Carbon nanocage-based nanozyme as an endogenous H2O2-activated oxygenerator for real-time bimodal imaging and enhanced phototherapy of esophageal cancer.

Intelligent phototherapy by theranostic nanosystems that can be activated by a tumor microenvironment has high sensitivity and specificity. However, hypoxia and low drug accumulation in tumors greatly limit its clinical application. Herein, we have designed a cage-like carbon-manganese nanozyme, which effectively relieves tumor hypoxia and delivers numerous photosensitizers (PSs) to the tumor site, for real-time imaging and enhanced phototherapy of esophageal cancer.
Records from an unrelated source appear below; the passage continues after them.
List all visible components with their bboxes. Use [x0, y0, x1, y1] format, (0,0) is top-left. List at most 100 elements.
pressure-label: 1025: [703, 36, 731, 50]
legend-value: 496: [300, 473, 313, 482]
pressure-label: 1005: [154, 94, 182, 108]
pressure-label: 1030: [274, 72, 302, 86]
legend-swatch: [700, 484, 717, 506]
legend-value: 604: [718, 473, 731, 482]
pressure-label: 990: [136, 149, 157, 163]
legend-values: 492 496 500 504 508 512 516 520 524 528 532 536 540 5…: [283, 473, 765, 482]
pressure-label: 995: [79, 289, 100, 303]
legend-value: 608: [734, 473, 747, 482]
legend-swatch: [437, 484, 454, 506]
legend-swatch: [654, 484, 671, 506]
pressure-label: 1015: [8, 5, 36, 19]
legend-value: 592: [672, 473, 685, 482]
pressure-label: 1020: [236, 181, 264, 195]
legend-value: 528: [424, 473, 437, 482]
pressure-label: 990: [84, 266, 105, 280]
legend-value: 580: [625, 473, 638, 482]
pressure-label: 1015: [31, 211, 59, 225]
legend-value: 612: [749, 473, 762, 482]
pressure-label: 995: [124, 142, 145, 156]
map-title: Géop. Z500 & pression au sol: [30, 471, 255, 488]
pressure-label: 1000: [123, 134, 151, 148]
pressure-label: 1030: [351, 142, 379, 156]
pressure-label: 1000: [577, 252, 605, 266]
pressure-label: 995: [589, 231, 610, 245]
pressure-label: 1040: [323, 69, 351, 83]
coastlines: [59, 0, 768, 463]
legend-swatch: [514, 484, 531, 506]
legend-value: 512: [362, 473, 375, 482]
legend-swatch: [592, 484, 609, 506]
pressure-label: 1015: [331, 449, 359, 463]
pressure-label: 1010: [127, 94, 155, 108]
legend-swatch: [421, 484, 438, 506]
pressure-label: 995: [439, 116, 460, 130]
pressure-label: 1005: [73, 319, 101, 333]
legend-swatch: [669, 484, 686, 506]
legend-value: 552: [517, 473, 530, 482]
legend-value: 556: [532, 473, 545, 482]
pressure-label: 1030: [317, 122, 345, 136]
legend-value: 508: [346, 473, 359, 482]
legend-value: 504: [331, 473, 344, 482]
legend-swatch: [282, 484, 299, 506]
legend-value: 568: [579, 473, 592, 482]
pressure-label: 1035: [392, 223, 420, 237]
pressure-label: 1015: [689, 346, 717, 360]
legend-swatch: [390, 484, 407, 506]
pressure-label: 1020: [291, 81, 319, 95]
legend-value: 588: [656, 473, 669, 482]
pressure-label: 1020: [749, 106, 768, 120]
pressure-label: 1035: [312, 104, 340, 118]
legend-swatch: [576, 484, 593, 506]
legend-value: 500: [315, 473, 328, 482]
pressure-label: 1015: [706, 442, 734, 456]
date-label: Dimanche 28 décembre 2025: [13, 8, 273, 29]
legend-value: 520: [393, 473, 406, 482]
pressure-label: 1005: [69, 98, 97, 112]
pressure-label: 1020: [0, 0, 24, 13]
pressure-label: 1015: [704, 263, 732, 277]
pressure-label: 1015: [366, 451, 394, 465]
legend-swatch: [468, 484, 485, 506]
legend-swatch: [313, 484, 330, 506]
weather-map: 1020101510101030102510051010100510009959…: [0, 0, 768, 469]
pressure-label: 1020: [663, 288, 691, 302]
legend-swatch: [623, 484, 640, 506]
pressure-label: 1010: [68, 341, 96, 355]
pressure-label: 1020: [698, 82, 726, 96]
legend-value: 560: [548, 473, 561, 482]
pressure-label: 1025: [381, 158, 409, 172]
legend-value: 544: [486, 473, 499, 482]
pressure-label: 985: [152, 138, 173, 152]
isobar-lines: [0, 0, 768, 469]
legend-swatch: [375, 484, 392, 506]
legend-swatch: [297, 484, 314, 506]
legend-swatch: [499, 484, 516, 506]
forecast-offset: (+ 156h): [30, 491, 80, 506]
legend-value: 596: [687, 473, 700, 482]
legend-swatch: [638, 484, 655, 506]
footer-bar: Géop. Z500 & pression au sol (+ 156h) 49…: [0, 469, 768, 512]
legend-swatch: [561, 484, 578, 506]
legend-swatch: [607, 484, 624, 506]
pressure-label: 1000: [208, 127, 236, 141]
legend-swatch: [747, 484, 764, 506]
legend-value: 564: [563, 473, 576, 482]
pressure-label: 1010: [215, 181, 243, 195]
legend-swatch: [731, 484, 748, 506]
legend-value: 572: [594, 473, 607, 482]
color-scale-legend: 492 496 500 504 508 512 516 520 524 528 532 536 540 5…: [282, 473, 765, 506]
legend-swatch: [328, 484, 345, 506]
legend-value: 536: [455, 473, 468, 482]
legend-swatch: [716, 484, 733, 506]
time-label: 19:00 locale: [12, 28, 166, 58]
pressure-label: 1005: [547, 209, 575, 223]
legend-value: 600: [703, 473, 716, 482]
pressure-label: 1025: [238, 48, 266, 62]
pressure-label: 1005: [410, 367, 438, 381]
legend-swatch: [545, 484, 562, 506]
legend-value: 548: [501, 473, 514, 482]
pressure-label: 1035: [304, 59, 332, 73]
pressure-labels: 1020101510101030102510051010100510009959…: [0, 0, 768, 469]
Specifically, bovine serum albumin (BSA) was used as a template and reducing agent for preparing a BSA-MnO2 nanozyme; then a BSA-MnO2/IR820@OCNC (BMIOC) nanosystem was successfully synthesized by crosslinking BSA-MnO2 on the surface of IR820-loaded carboxylated carbon nanocages (OCNCs). Abundant PSs were successfully delivered to tumor sites via hollow OCNCs, and the final loading rate of IR820 reached 42.8%. The intratumor BMIOC nanosystem can be initiated by a tumor microenvironment to switch on its magnetic resonance (MR) imaging signal, and photothermal therapy (PTT) and photodynamic therapy (PDT) functions. Notably, the BSA-MnO2 nanozyme, with intrinsic catalase (CAT)-like activity, catalyzed endogenous H2O2 for oxygen generation to overcome tumor hypoxia and enhance PDT, thereby leading to more efficient therapeutic effects in combination with OCNC-elevated PTT. In addition, the H2O2-activated and acid-enhanced properties enable our nanosystem to be specific to tumors, protecting normal tissues from damage. By integrating a high drug loading capacity, a hypoxia regulation function, an enlarged phototherapy effect, and bimodal imaging into a nanozyme-mediated nanoreactor, this work realizes a "one for all" system and represents promising clinical translation for efficient esophageal cancer theranostics.